Ein lautes Jubeln und Klatschen wird aufbranden, die Menge wird dich zu deiner eigenen Überraschung in die Luft heben, und auf ihren hochgereckten Händen durch den Saal tragen. Die Menschen werden sich wie ein Wesen durch die aufgedrückten Türen schieben und das Wesen wird sich vorwärtsschieben und einen Sturm auf das Lebensverlängerungszentrum auslösen. Tausende werden dem Ruf folgen und die Straßen füllen. Und du wirst ihr Held gewesen sein.

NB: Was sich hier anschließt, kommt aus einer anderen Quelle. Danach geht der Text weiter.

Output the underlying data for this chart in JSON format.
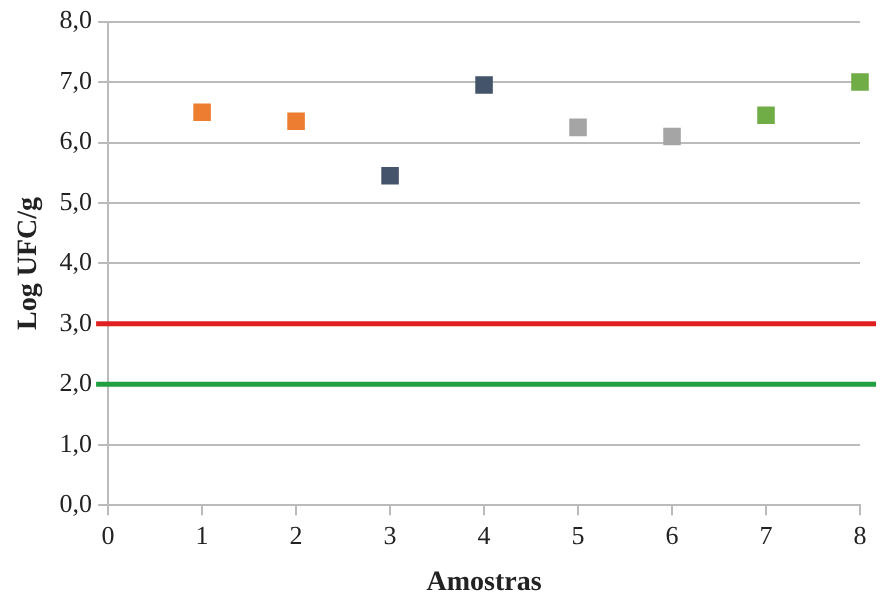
{
  "chart_data": {
    "type": "scatter",
    "xlabel": "Amostras",
    "ylabel": "Log UFC/g",
    "x": [
      1,
      2,
      3,
      4,
      5,
      6,
      7,
      8
    ],
    "values": [
      6.5,
      6.35,
      5.45,
      6.95,
      6.25,
      6.1,
      6.45,
      7.0
    ],
    "colors": [
      "#ed7d31",
      "#ed7d31",
      "#44546a",
      "#44546a",
      "#a5a5a5",
      "#a5a5a5",
      "#70ad47",
      "#70ad47"
    ],
    "marker": "square",
    "xlim": [
      0,
      8
    ],
    "xticks": [
      0,
      1,
      2,
      3,
      4,
      5,
      6,
      7,
      8
    ],
    "ylim": [
      0,
      8
    ],
    "yticks": [
      {
        "value": 0,
        "label": "0,0"
      },
      {
        "value": 1,
        "label": "1,0"
      },
      {
        "value": 2,
        "label": "2,0"
      },
      {
        "value": 3,
        "label": "3,0"
      },
      {
        "value": 4,
        "label": "4,0"
      },
      {
        "value": 5,
        "label": "5,0"
      },
      {
        "value": 6,
        "label": "6,0"
      },
      {
        "value": 7,
        "label": "7,0"
      },
      {
        "value": 8,
        "label": "8,0"
      }
    ],
    "ref_lines": [
      {
        "axis": "y",
        "value": 3,
        "color": "#e02020"
      },
      {
        "axis": "y",
        "value": 2,
        "color": "#20a040"
      }
    ],
    "grid": "y",
    "legend": false
  }
}
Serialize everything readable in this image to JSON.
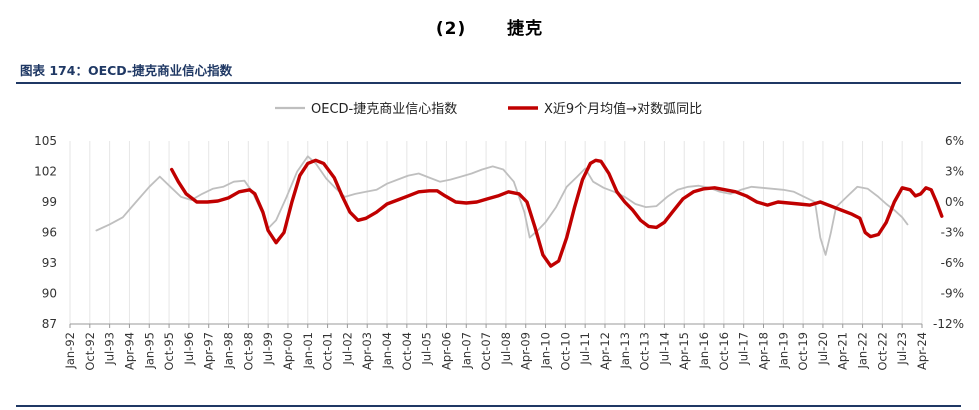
{
  "header": {
    "section_number": "(2)",
    "section_title": "捷克"
  },
  "figure_title": "图表 174：OECD-捷克商业信心指数",
  "chart_data": {
    "type": "line",
    "legend_position": "top",
    "grid": "vertical",
    "x_ticks": [
      "Jan-92",
      "Oct-92",
      "Jul-93",
      "Apr-94",
      "Jan-95",
      "Oct-95",
      "Jul-96",
      "Apr-97",
      "Jan-98",
      "Oct-98",
      "Jul-99",
      "Apr-00",
      "Jan-01",
      "Oct-01",
      "Jul-02",
      "Apr-03",
      "Jan-04",
      "Oct-04",
      "Jul-05",
      "Apr-06",
      "Jan-07",
      "Oct-07",
      "Jul-08",
      "Apr-09",
      "Jan-10",
      "Oct-10",
      "Jul-11",
      "Apr-12",
      "Jan-13",
      "Oct-13",
      "Jul-14",
      "Apr-15",
      "Jan-16",
      "Oct-16",
      "Jul-17",
      "Apr-18",
      "Jan-19",
      "Oct-19",
      "Jul-20",
      "Apr-21",
      "Jan-22",
      "Oct-22",
      "Jul-23",
      "Apr-24"
    ],
    "y_left": {
      "min": 87,
      "max": 105,
      "ticks": [
        "87",
        "90",
        "93",
        "96",
        "99",
        "102",
        "105"
      ]
    },
    "y_right": {
      "min": -12,
      "max": 6,
      "ticks": [
        "-12%",
        "-9%",
        "-6%",
        "-3%",
        "0%",
        "3%",
        "6%"
      ]
    },
    "series": [
      {
        "name": "OECD-捷克商业信心指数",
        "axis": "left",
        "color": "#bfbfbf",
        "points": [
          [
            1993.0,
            96.2
          ],
          [
            1993.5,
            96.8
          ],
          [
            1994.0,
            97.5
          ],
          [
            1994.5,
            99.0
          ],
          [
            1995.0,
            100.5
          ],
          [
            1995.4,
            101.5
          ],
          [
            1995.8,
            100.5
          ],
          [
            1996.2,
            99.5
          ],
          [
            1996.6,
            99.2
          ],
          [
            1997.0,
            99.8
          ],
          [
            1997.4,
            100.3
          ],
          [
            1997.8,
            100.5
          ],
          [
            1998.2,
            101.0
          ],
          [
            1998.6,
            101.1
          ],
          [
            1998.9,
            100.0
          ],
          [
            1999.3,
            97.8
          ],
          [
            1999.5,
            96.4
          ],
          [
            1999.8,
            97.2
          ],
          [
            2000.2,
            99.5
          ],
          [
            2000.6,
            102.0
          ],
          [
            2001.0,
            103.5
          ],
          [
            2001.3,
            102.8
          ],
          [
            2001.7,
            101.3
          ],
          [
            2002.0,
            100.5
          ],
          [
            2002.4,
            99.5
          ],
          [
            2002.8,
            99.8
          ],
          [
            2003.2,
            100.0
          ],
          [
            2003.6,
            100.2
          ],
          [
            2004.0,
            100.8
          ],
          [
            2004.4,
            101.2
          ],
          [
            2004.8,
            101.6
          ],
          [
            2005.2,
            101.8
          ],
          [
            2005.6,
            101.4
          ],
          [
            2006.0,
            101.0
          ],
          [
            2006.4,
            101.2
          ],
          [
            2006.8,
            101.5
          ],
          [
            2007.2,
            101.8
          ],
          [
            2007.6,
            102.2
          ],
          [
            2008.0,
            102.5
          ],
          [
            2008.4,
            102.2
          ],
          [
            2008.8,
            101.0
          ],
          [
            2009.2,
            98.0
          ],
          [
            2009.4,
            95.5
          ],
          [
            2009.7,
            96.2
          ],
          [
            2010.0,
            97.0
          ],
          [
            2010.4,
            98.5
          ],
          [
            2010.8,
            100.5
          ],
          [
            2011.2,
            101.5
          ],
          [
            2011.5,
            102.3
          ],
          [
            2011.8,
            101.0
          ],
          [
            2012.2,
            100.4
          ],
          [
            2012.6,
            100.0
          ],
          [
            2013.0,
            99.5
          ],
          [
            2013.4,
            98.8
          ],
          [
            2013.8,
            98.5
          ],
          [
            2014.2,
            98.6
          ],
          [
            2014.6,
            99.5
          ],
          [
            2015.0,
            100.2
          ],
          [
            2015.4,
            100.5
          ],
          [
            2015.8,
            100.6
          ],
          [
            2016.2,
            100.4
          ],
          [
            2016.6,
            100.0
          ],
          [
            2017.0,
            99.8
          ],
          [
            2017.4,
            100.2
          ],
          [
            2017.8,
            100.5
          ],
          [
            2018.2,
            100.4
          ],
          [
            2018.6,
            100.3
          ],
          [
            2019.0,
            100.2
          ],
          [
            2019.4,
            100.0
          ],
          [
            2019.8,
            99.5
          ],
          [
            2020.2,
            99.0
          ],
          [
            2020.4,
            95.5
          ],
          [
            2020.6,
            93.8
          ],
          [
            2020.8,
            96.0
          ],
          [
            2021.0,
            98.5
          ],
          [
            2021.4,
            99.5
          ],
          [
            2021.8,
            100.5
          ],
          [
            2022.2,
            100.3
          ],
          [
            2022.6,
            99.5
          ],
          [
            2022.9,
            98.8
          ],
          [
            2023.2,
            98.2
          ],
          [
            2023.5,
            97.5
          ],
          [
            2023.7,
            96.8
          ]
        ]
      },
      {
        "name": "X近9个月均值→对数弧同比",
        "axis": "right",
        "color": "#c00000",
        "points": [
          [
            1995.85,
            3.2
          ],
          [
            1996.1,
            2.0
          ],
          [
            1996.4,
            0.8
          ],
          [
            1996.8,
            0.0
          ],
          [
            1997.2,
            0.0
          ],
          [
            1997.6,
            0.1
          ],
          [
            1998.0,
            0.4
          ],
          [
            1998.4,
            1.0
          ],
          [
            1998.8,
            1.2
          ],
          [
            1999.0,
            0.8
          ],
          [
            1999.3,
            -1.0
          ],
          [
            1999.5,
            -2.8
          ],
          [
            1999.8,
            -4.0
          ],
          [
            2000.1,
            -3.0
          ],
          [
            2000.4,
            0.0
          ],
          [
            2000.7,
            2.6
          ],
          [
            2001.0,
            3.8
          ],
          [
            2001.3,
            4.1
          ],
          [
            2001.6,
            3.8
          ],
          [
            2002.0,
            2.4
          ],
          [
            2002.3,
            0.6
          ],
          [
            2002.6,
            -1.0
          ],
          [
            2002.9,
            -1.8
          ],
          [
            2003.2,
            -1.6
          ],
          [
            2003.6,
            -1.0
          ],
          [
            2004.0,
            -0.2
          ],
          [
            2004.4,
            0.2
          ],
          [
            2004.8,
            0.6
          ],
          [
            2005.2,
            1.0
          ],
          [
            2005.6,
            1.1
          ],
          [
            2005.9,
            1.1
          ],
          [
            2006.2,
            0.6
          ],
          [
            2006.6,
            0.0
          ],
          [
            2007.0,
            -0.1
          ],
          [
            2007.4,
            0.0
          ],
          [
            2007.8,
            0.3
          ],
          [
            2008.2,
            0.6
          ],
          [
            2008.6,
            1.0
          ],
          [
            2009.0,
            0.8
          ],
          [
            2009.3,
            0.0
          ],
          [
            2009.6,
            -2.5
          ],
          [
            2009.9,
            -5.2
          ],
          [
            2010.2,
            -6.3
          ],
          [
            2010.5,
            -5.8
          ],
          [
            2010.8,
            -3.5
          ],
          [
            2011.1,
            -0.5
          ],
          [
            2011.4,
            2.2
          ],
          [
            2011.7,
            3.8
          ],
          [
            2011.9,
            4.1
          ],
          [
            2012.1,
            4.0
          ],
          [
            2012.4,
            2.8
          ],
          [
            2012.7,
            1.0
          ],
          [
            2013.0,
            0.0
          ],
          [
            2013.3,
            -0.8
          ],
          [
            2013.6,
            -1.8
          ],
          [
            2013.9,
            -2.4
          ],
          [
            2014.2,
            -2.5
          ],
          [
            2014.5,
            -2.0
          ],
          [
            2014.8,
            -1.0
          ],
          [
            2015.2,
            0.3
          ],
          [
            2015.6,
            1.0
          ],
          [
            2016.0,
            1.3
          ],
          [
            2016.4,
            1.4
          ],
          [
            2016.8,
            1.2
          ],
          [
            2017.2,
            1.0
          ],
          [
            2017.6,
            0.6
          ],
          [
            2018.0,
            0.0
          ],
          [
            2018.4,
            -0.3
          ],
          [
            2018.8,
            0.0
          ],
          [
            2019.2,
            -0.1
          ],
          [
            2019.6,
            -0.2
          ],
          [
            2020.0,
            -0.3
          ],
          [
            2020.4,
            0.0
          ],
          [
            2020.8,
            -0.4
          ],
          [
            2021.2,
            -0.8
          ],
          [
            2021.6,
            -1.2
          ],
          [
            2021.9,
            -1.6
          ],
          [
            2022.1,
            -3.0
          ],
          [
            2022.3,
            -3.4
          ],
          [
            2022.6,
            -3.2
          ],
          [
            2022.9,
            -2.0
          ],
          [
            2023.2,
            0.0
          ],
          [
            2023.5,
            1.4
          ],
          [
            2023.8,
            1.2
          ],
          [
            2024.0,
            0.6
          ],
          [
            2024.2,
            0.8
          ],
          [
            2024.4,
            1.4
          ],
          [
            2024.6,
            1.2
          ],
          [
            2024.8,
            0.0
          ],
          [
            2025.0,
            -1.4
          ]
        ]
      }
    ]
  }
}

Hand in Hand mit dem letzten Kind wirst du die Stufen zum Lebensverlängerungszentrum hinaufgestiegen sein. Die Menschenmasse wird euch gefolgt sein, und durch die Tore ins Innere gebrandet sein. Dort werdet ihr gemeinsam die Medizinausgabegeräte aus ihrer Verankerung gerissen haben, sie aufgebrochen, und die Medizin vernichtet haben. Ihr werdet gelebt haben. Und DU wirst in die Geschichte eingegangen sein, als der Mensch, der den Tod vor dem Aussterben bewahrt haben wird.